Sabrina Carpenter may be ‘highly sexualised' – but that's not what is most provocative about her

The Guardian07-07-2025
There are some hot takes on feminism that it's better to bow out of when this isn't your first rodeo. The reveal of Sabrina Carpenter's album cover, which landed last month, was such an event. The photograph shows Carpenter on her hands and knees, with her hair being pulled by (presumably, as you couldn't see his face) a man. The Daily Mail reported that 'over-sexed Sabrina Carpenter' had been 'roasted by fans' for her 'highly sexualised and provocative album art'.
Could we prove that she wasn't being criticised by people who hated her already, while her fans understood something different from 'sexualisation' and were not provoked? Never mind. When you are in the business of slating young women, the onus isn't upon you to explain what the problem is, or whether it's you who has the problem, or indeed whether it's some other constituency, be it 700 bots on X or real people who think. All you have to do is say what you see.
Nevertheless, the 26-year-old singer, songwriter and actor is already mega enough to have got into beef with Taylor Swift, released seven albums and gained worldwide renown. So, realistically, what does she care if she is being used in an argument about sex, pornography, the male gaze, female desire and blond hair that has been going on since before her grandmother was born?
And yet, on Sunday night, I saw Carpenter play in Hyde Park – a performance so vivacious and self-determined that, even though she needs defending less than ever, I still feel like clearing up a few things.
First, women are allowed to play with whatever 'highly sexualised' tropes they like, because the obverse of that – any woman who does so is a plaything and the mouthpiece of the patriarchy – is so last century. If you remember the Britney years – the prurient, global is-she-isn't-she ick around her virginity, the way she was asked to carry contradictory Madonna-whore expectations of womanhood that reached back centuries (and woe betide her if she didn't look happy about it) – you will accept and celebrate, I hope, that things have moved on.
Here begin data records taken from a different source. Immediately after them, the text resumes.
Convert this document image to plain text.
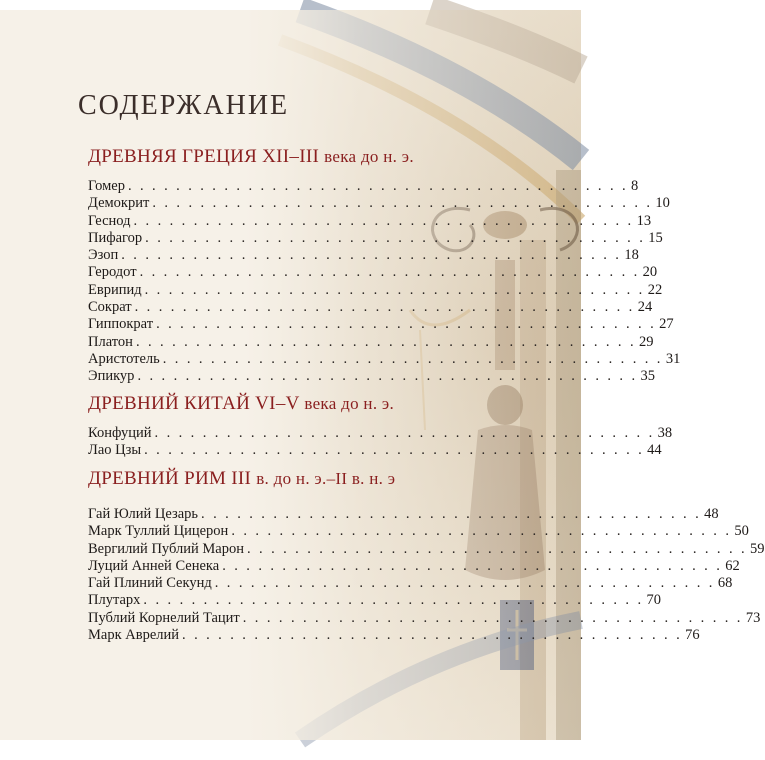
СОДЕРЖАНИЕ
ДРЕВНЯЯ ГРЕЦИЯ XII–III века до н. э.
Гомер . . . . . . . . . . . . . . . . . . . . . . . . . . . . . . . . . . . . . . . . . . 8
Демокрит . . . . . . . . . . . . . . . . . . . . . . . . . . . . . . . . . . . . . . . . . . 10
Геснод . . . . . . . . . . . . . . . . . . . . . . . . . . . . . . . . . . . . . . . . . . 13
Пифагор . . . . . . . . . . . . . . . . . . . . . . . . . . . . . . . . . . . . . . . . . . 15
Эзоп . . . . . . . . . . . . . . . . . . . . . . . . . . . . . . . . . . . . . . . . . . 18
Геродот . . . . . . . . . . . . . . . . . . . . . . . . . . . . . . . . . . . . . . . . . . 20
Еврипид . . . . . . . . . . . . . . . . . . . . . . . . . . . . . . . . . . . . . . . . . . 22
Сократ . . . . . . . . . . . . . . . . . . . . . . . . . . . . . . . . . . . . . . . . . . 24
Гиппократ . . . . . . . . . . . . . . . . . . . . . . . . . . . . . . . . . . . . . . . . . . 27
Платон . . . . . . . . . . . . . . . . . . . . . . . . . . . . . . . . . . . . . . . . . . 29
Аристотель . . . . . . . . . . . . . . . . . . . . . . . . . . . . . . . . . . . . . . . . . . 31
Эпикур . . . . . . . . . . . . . . . . . . . . . . . . . . . . . . . . . . . . . . . . . . 35
ДРЕВНИЙ КИТАЙ VI–V века до н. э.
Конфуций . . . . . . . . . . . . . . . . . . . . . . . . . . . . . . . . . . . . . . . . . . 38
Лао Цзы . . . . . . . . . . . . . . . . . . . . . . . . . . . . . . . . . . . . . . . . . . 44
ДРЕВНИЙ РИМ III в. до н. э.–II в. н. э
Гай Юлий Цезарь . . . . . . . . . . . . . . . . . . . . . . . . . . . . . . . . . . . . . . . . . . 48
Марк Туллий Цицерон . . . . . . . . . . . . . . . . . . . . . . . . . . . . . . . . . . . . . . . . . . 50
Вергилий Публий Марон . . . . . . . . . . . . . . . . . . . . . . . . . . . . . . . . . . . . . . . . . . 59
Луций Анней Сенека . . . . . . . . . . . . . . . . . . . . . . . . . . . . . . . . . . . . . . . . . . 62
Гай Плиний Секунд . . . . . . . . . . . . . . . . . . . . . . . . . . . . . . . . . . . . . . . . . . 68
Плутарх . . . . . . . . . . . . . . . . . . . . . . . . . . . . . . . . . . . . . . . . . . 70
Публий Корнелий Тацит . . . . . . . . . . . . . . . . . . . . . . . . . . . . . . . . . . . . . . . . . . 73
Марк Аврелий . . . . . . . . . . . . . . . . . . . . . . . . . . . . . . . . . . . . . . . . . . 76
Whatever Carpenter is saying about the male gaze, with her cartoon pornification, she is saying it for herself. I decline to adjudicate what her message is, what mashup of irony and aesthetic puts the joke in her submissive stance, but I can see that it's a stance she chose; she wasn't gamed into it.
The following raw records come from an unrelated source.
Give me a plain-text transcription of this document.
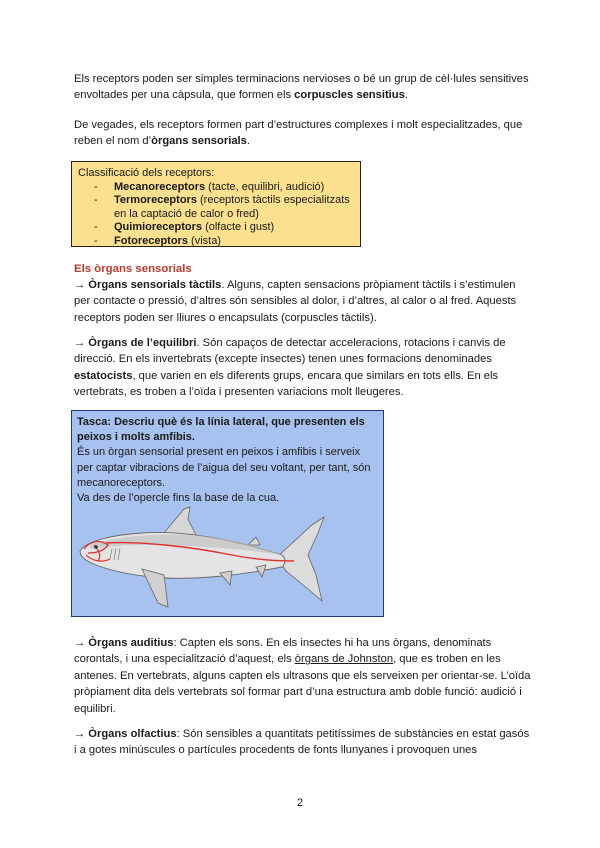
Els receptors poden ser simples terminacions nervioses o bé un grup de cèl·lules sensitives envoltades per una càpsula, que formen els corpuscles sensitius.

De vegades, els receptors formen part d’estructures complexes i molt especialitzades, que reben el nom d’òrgans sensorials.

Classificació dels receptors:
- Mecanoreceptors (tacte, equilibri, audició)
- Termoreceptors (receptors tàctils especialitzats en la captació de calor o fred)
- Quimioreceptors (olfacte i gust)
- Fotoreceptors (vista)
Els òrgans sensorials

→ Òrgans sensorials tàctils. Alguns, capten sensacions pròpiament tàctils i s’estimulen per contacte o pressió, d’altres són sensibles al dolor, i d’altres, al calor o al fred. Aquests receptors poden ser lliures o encapsulats (corpuscles tàctils).

→ Òrgans de l’equilibri. Són capaços de detectar acceleracions, rotacions i canvis de direcció. En els invertebrats (excepte insectes) tenen unes formacions denominades estatocists, que varien en els diferents grups, encara que similars en tots ells. En els vertebrats, es troben a l’oïda i presenten variacions molt lleugeres.

Tasca: Descriu què és la línia lateral, que presenten els peixos i molts amfibis.
És un òrgan sensorial present en peixos i amfibis i serveix per captar vibracions de l’aigua del seu voltant, per tant, són mecanoreceptors.
Va des de l’opercle fins la base de la cua.

→ Òrgans auditius: Capten els sons. En els insectes hi ha uns òrgans, denominats corontals, i una especialització d’aquest, els òrgans de Johnston, que es troben en les antenes. En vertebrats, alguns capten els ultrasons que els serveixen per orientar-se. L’oïda pròpiament dita dels vertebrats sol formar part d’una estructura amb doble funció: audició i equilibri.

→ Òrgans olfactius: Són sensibles a quantitats petitíssimes de substàncies en estat gasós i a gotes minúscules o partícules procedents de fonts llunyanes i provoquen unes

2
Second, it's just not reasonable or fair to expect every young female superstar to act as a template for every other young woman. This is a critique that comes up a lot: Carpenter, Swift and Charli xcx are creating a world in which women feel that they have to conform to a new, unabashed sexuality that is more about objectification than self-expression. At the Charli xcx gig at Glastonbury, in which, fair play, she did writhe around a bit, I heard a young woman say in disgust: 'This is just soft porn.'
Well, maybe, but the only reason to get angry about that, in a world in which sexual signifiers move so fast it's sexy to be in fetish wear one week and a Mennonite headscarf the next, is if you think she was mandating a new mode of femininity for everyone. That is not right – and would never be said about men in any era. No man ever looked at Mick Jagger and thought: 'Well, this is demeaning; now we're all going to have to wear too-tight jeans.'
Third, there is an absurd omertà around beauty now. Even though chart success is pretty much a referendum on who is the most gorgeous, stars are expected to lean into it yet pretend not to know it. Any suggestion that a young, beautiful woman might have the pick of the world is somehow a surrender to a harsh misogynist reality. What if it isn't? What if she does have the pick of the world and is happy about that?
'Highly sexualised' is right, but when has that not been true of a mainstream album cover? What is really provoking people is that Carpenter isn't embarrassed about it.